The Original Car Shoe
- Type: Subsidiary
- Industry: Fashion
- Founded: 1963; 63 years ago
- Headquarters: Milan, Italy
- Parent: Prada
- Website: www.carshoe.com

= The Original Car Shoe =

Italian high fashion brand

The Original Car Shoe, or simply Car Shoe, is an Italian high fashion brand owned by Prada.

==Early years==
Car Shoe was founded in 1963 by Gianni Mostile. The brand soon became best known for its signature moccasin which feature tiny rubber nubs. The brand earned a patent from the Italian Ministry of Industry and Trade and its advocates included Giovanni Agnelli, U.S. president John F. Kennedy and Roberto Rossellini.

==Prada takeover==
In 2001, Car Shoe was assimilated by Prada, which soon opened stores in Milan and Capri in the next two years and introduced the line into over 200 major boutiques internationally. Prada launched Car Shoe's first bags in 2004.

Car Shoe's traditional driving shoe is now available in a wide range of colors and leathers, and even in a new children's collection.

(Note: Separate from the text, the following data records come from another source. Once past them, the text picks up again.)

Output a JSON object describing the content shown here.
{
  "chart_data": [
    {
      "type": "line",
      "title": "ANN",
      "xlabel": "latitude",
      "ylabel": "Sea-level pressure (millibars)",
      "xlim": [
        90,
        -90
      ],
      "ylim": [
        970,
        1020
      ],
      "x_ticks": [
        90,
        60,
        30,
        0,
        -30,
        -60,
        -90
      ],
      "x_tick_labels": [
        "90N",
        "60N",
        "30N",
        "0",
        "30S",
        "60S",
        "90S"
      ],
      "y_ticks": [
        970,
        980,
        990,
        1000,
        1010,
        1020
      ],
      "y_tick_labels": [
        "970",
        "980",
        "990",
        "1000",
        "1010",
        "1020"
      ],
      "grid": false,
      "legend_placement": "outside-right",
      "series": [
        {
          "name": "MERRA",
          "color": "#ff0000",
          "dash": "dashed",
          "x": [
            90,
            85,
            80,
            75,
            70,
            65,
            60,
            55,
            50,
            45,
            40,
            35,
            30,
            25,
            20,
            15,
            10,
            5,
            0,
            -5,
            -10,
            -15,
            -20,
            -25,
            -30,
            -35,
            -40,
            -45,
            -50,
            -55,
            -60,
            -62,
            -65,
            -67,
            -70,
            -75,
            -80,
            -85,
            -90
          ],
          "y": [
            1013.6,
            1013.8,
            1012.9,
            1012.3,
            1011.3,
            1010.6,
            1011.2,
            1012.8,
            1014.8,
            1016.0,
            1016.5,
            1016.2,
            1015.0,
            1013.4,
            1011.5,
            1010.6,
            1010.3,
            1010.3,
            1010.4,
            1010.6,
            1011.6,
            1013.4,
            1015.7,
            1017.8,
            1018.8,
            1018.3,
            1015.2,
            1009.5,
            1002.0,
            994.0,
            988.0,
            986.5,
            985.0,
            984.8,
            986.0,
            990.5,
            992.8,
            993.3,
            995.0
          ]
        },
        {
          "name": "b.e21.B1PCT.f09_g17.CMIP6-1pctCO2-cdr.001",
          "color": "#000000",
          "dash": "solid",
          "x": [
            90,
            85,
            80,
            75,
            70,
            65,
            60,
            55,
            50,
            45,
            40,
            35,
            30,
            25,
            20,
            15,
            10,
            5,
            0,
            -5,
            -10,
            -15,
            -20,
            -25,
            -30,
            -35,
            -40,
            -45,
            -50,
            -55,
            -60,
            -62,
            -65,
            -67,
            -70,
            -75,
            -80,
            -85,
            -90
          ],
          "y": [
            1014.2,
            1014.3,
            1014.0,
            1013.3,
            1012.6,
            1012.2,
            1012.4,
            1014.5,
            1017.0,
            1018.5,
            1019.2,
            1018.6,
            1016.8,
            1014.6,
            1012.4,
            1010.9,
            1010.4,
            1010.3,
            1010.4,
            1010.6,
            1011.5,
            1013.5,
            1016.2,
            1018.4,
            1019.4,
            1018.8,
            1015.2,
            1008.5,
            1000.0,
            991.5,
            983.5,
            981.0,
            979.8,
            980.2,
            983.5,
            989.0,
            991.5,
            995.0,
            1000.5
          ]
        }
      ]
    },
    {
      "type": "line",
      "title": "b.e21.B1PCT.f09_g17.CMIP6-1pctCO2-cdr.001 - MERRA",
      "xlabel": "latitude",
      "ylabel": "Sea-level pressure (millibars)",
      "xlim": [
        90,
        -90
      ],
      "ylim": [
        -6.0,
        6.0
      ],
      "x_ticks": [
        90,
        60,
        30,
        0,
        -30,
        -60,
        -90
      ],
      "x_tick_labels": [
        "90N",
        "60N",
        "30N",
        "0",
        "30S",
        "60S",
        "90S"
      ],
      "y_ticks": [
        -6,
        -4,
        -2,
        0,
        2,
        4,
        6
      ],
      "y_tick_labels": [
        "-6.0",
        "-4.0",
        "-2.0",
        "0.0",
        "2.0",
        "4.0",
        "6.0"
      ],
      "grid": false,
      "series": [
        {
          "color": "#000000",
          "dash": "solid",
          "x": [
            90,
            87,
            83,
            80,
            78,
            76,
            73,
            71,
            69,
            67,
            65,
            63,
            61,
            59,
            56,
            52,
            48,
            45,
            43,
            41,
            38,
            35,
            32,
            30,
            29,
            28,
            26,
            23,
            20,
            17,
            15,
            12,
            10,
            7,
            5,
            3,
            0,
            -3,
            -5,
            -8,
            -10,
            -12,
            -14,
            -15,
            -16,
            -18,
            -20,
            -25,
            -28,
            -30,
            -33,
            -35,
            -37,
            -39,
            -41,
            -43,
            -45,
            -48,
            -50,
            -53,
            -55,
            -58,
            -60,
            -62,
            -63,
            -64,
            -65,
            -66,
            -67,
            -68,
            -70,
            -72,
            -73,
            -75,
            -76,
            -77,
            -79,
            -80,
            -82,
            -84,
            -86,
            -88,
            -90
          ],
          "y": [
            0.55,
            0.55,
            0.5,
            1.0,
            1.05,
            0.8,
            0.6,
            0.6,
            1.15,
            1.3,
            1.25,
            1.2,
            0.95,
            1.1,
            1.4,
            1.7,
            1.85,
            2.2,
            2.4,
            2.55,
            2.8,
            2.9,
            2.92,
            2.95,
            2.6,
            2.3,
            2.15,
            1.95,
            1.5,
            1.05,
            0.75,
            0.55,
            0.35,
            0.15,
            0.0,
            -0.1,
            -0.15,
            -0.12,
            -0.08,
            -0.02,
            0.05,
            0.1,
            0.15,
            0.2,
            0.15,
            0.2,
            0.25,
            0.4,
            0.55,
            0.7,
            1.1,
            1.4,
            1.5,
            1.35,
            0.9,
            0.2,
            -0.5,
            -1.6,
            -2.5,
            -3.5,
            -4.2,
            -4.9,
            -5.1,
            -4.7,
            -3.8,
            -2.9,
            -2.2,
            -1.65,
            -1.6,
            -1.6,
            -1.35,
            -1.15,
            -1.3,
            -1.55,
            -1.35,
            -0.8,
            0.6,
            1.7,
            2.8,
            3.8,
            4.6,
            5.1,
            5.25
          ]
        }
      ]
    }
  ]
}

Under Prada's control, Car Shoe sales have seen much growth. Its 2005 turnover of 17 million euros ($21 million) represented a remarkable 180% surge in sales from 6 million euros ($7.5 million) in 2004, and its sales increased by 33% in 2008 compared to the previous year.

== Imitations ==
According to Fashion Wire Daily, Car Shoe is one of the six most copied labels in the Chinese capital. The Car Shoe was famously copied by Tod's. In 2014, Ferrari director Lapo Elkann attacked Tod's CEO Diego Della Valle for the imitation declaring that the Car Shoe was the "one that first launched the driving shoes with the gommino sole — and not Tod’s."

==Stores==
The company currently has its own unique stores in Milan, Rome, Capri, Dubai, Hong Kong and Singapore. It is planning on opening new stores in Italy, other countries in Europe, the Far East and New York City in the near future.